Based on the accuracy results obtained for various classifiers and methods on our dataset:

- **Decision Tree (DT)**: Achieved an accuracy of 0.917. This serves as our baseline performance for comparison.
- **Bagging with DT**: Improved accuracy to 0.949, indicating that bagging generally enhances performance compared to a single decision tree.
- **Bagging with SVM**: Delivered an accuracy of 0.8985, which, while improved from a single SVM model, was lower than the performance with decision trees.
- **Pasting with DT**: Slightly outperformed bagging with DT with an accuracy of 0.9495. This suggests that pasting can be more effective than bagging with decision trees for our dataset.

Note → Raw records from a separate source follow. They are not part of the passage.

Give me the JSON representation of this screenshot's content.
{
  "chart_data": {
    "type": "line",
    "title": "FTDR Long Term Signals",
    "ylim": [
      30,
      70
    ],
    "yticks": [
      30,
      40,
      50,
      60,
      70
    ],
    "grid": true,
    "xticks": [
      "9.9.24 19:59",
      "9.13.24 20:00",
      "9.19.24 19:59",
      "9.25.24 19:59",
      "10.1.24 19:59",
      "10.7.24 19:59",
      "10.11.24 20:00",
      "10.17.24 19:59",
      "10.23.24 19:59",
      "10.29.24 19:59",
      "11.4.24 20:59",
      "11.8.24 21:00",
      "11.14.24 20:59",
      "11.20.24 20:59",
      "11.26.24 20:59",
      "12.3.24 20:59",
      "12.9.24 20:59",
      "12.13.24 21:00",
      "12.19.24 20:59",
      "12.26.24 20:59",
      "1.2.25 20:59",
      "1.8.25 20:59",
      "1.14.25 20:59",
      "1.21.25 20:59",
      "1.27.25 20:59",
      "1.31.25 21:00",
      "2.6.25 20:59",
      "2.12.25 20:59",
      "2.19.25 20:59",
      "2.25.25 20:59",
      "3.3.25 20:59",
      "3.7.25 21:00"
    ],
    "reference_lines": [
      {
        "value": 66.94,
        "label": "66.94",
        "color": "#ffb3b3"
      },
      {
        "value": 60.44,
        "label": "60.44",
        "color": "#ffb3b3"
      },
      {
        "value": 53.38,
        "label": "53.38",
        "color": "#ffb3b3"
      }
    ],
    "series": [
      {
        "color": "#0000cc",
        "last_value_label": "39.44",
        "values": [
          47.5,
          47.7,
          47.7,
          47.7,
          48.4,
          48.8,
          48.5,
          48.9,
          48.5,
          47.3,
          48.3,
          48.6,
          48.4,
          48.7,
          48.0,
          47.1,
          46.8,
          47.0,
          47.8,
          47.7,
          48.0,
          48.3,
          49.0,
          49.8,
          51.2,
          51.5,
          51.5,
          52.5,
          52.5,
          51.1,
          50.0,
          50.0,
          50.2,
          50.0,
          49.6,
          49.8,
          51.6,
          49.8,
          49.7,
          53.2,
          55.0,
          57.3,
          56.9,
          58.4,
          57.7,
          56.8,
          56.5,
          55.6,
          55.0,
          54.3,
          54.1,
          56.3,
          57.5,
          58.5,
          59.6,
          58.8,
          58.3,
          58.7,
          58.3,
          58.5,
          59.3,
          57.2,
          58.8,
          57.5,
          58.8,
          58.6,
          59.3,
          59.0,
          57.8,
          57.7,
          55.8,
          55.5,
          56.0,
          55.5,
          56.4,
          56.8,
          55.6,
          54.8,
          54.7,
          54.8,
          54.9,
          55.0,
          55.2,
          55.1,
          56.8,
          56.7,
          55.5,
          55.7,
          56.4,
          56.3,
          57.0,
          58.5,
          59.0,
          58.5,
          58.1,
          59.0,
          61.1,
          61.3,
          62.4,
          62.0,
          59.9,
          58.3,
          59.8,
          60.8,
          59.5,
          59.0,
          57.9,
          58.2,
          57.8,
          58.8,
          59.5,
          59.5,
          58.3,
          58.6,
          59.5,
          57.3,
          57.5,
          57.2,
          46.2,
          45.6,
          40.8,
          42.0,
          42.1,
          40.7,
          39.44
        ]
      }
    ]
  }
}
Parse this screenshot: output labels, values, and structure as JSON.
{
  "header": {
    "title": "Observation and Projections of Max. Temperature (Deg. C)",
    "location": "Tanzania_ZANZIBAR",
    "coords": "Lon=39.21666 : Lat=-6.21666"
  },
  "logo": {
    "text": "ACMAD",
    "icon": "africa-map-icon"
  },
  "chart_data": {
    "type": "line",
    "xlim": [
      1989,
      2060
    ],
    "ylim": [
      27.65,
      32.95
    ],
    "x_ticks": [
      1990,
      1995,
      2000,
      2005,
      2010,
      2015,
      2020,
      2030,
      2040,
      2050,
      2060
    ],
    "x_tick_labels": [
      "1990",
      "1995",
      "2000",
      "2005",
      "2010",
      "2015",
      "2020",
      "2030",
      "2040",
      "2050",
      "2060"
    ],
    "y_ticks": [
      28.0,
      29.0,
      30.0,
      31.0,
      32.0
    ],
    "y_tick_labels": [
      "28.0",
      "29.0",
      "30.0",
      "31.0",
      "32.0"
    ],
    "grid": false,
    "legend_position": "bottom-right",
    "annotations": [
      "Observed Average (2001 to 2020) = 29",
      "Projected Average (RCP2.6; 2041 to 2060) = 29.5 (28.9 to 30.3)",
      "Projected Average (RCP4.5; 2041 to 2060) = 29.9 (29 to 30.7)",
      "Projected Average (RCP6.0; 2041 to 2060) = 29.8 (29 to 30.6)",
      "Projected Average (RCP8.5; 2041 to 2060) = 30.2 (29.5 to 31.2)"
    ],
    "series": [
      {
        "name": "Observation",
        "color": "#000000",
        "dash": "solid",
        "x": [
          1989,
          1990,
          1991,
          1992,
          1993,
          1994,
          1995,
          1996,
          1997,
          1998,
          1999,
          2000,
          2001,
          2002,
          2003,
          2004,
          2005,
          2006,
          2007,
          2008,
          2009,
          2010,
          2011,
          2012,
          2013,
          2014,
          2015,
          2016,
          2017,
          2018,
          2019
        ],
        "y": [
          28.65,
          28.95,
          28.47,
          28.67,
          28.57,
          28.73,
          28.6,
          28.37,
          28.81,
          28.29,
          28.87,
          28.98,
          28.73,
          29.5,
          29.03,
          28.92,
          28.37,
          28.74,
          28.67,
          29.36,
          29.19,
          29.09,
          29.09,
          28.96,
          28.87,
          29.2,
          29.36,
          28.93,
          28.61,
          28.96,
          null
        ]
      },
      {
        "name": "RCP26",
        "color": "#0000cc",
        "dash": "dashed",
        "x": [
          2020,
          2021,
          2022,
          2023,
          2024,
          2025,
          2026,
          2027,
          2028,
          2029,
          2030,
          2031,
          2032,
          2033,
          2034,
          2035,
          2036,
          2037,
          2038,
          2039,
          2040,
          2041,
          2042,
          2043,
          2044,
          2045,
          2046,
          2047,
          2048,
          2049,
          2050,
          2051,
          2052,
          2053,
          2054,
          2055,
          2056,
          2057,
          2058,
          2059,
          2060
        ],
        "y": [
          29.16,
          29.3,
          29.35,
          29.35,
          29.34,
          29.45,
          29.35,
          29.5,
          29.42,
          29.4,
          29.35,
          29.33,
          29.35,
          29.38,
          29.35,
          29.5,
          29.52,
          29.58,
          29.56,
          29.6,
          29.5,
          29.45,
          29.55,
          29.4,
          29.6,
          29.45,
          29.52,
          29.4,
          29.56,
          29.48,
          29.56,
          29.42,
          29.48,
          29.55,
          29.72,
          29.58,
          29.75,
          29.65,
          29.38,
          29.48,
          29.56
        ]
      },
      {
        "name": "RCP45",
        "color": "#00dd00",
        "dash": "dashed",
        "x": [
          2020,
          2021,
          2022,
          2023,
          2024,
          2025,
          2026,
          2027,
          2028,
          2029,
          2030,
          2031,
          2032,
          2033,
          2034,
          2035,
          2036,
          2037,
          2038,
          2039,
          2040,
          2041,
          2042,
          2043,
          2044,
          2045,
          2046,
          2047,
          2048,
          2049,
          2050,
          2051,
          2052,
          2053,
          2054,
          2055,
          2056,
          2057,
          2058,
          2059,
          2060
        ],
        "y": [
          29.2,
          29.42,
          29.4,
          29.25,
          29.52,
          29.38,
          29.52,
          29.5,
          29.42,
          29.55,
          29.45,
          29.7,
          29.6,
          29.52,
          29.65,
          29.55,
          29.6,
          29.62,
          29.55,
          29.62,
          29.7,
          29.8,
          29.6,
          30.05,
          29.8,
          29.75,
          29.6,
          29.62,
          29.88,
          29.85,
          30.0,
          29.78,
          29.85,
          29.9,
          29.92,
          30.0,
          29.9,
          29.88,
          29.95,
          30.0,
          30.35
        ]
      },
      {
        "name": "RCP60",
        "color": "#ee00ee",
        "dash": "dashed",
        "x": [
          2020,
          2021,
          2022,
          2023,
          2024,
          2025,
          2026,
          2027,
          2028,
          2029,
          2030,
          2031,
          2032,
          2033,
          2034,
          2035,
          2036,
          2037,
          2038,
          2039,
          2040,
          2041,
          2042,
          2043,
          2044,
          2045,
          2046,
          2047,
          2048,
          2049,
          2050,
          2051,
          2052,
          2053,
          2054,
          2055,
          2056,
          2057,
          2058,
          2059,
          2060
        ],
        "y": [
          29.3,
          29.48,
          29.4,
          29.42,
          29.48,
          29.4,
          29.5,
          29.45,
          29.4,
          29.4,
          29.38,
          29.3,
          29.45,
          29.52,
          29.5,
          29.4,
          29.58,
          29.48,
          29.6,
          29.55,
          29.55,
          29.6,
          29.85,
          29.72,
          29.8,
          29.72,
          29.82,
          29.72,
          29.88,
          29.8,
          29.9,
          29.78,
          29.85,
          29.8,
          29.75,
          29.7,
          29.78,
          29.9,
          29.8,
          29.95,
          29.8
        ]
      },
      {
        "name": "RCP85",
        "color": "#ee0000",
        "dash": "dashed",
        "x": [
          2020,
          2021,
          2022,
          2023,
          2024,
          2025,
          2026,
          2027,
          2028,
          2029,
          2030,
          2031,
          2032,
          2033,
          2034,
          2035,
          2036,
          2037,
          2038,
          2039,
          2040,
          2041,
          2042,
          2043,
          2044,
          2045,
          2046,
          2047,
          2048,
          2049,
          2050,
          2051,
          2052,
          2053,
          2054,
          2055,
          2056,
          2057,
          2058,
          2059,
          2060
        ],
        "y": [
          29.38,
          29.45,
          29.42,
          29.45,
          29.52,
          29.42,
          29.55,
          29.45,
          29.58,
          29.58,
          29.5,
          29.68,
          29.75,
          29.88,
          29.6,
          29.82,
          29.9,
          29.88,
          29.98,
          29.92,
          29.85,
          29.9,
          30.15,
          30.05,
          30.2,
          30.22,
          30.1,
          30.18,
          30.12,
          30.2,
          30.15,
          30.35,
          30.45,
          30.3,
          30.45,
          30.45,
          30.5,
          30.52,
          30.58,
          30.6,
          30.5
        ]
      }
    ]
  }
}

- **Random Subspaces with DT**: Achieved an accuracy of 0.925. This method effectively balances feature sampling and demonstrated robust performance.
- **Random Patches with DT**: Provided an accuracy of 0.918, showing that combining both row and column sampling yields competitive results.
- **Out-of-Bag (OOB) Score with DT**: Recorded an OOB score of 0.943125, which is close to the test accuracy of 0.949. This indicates that the OOB samples are a good representation of the model’s performance.

**Summary**: For our dataset, bagging with decision trees performed very well, achieving high accuracy. Pasting with decision trees slightly outperformed bagging. Random subspaces and random patches also showed strong performance, but were not as effective as the best bagging and pasting methods. The OOB score provided a reliable estimate of model performance. Overall, decision tree-based methods with bagging or pasting are effective for this dataset, with minor variations depending on the specific sampling techniques used.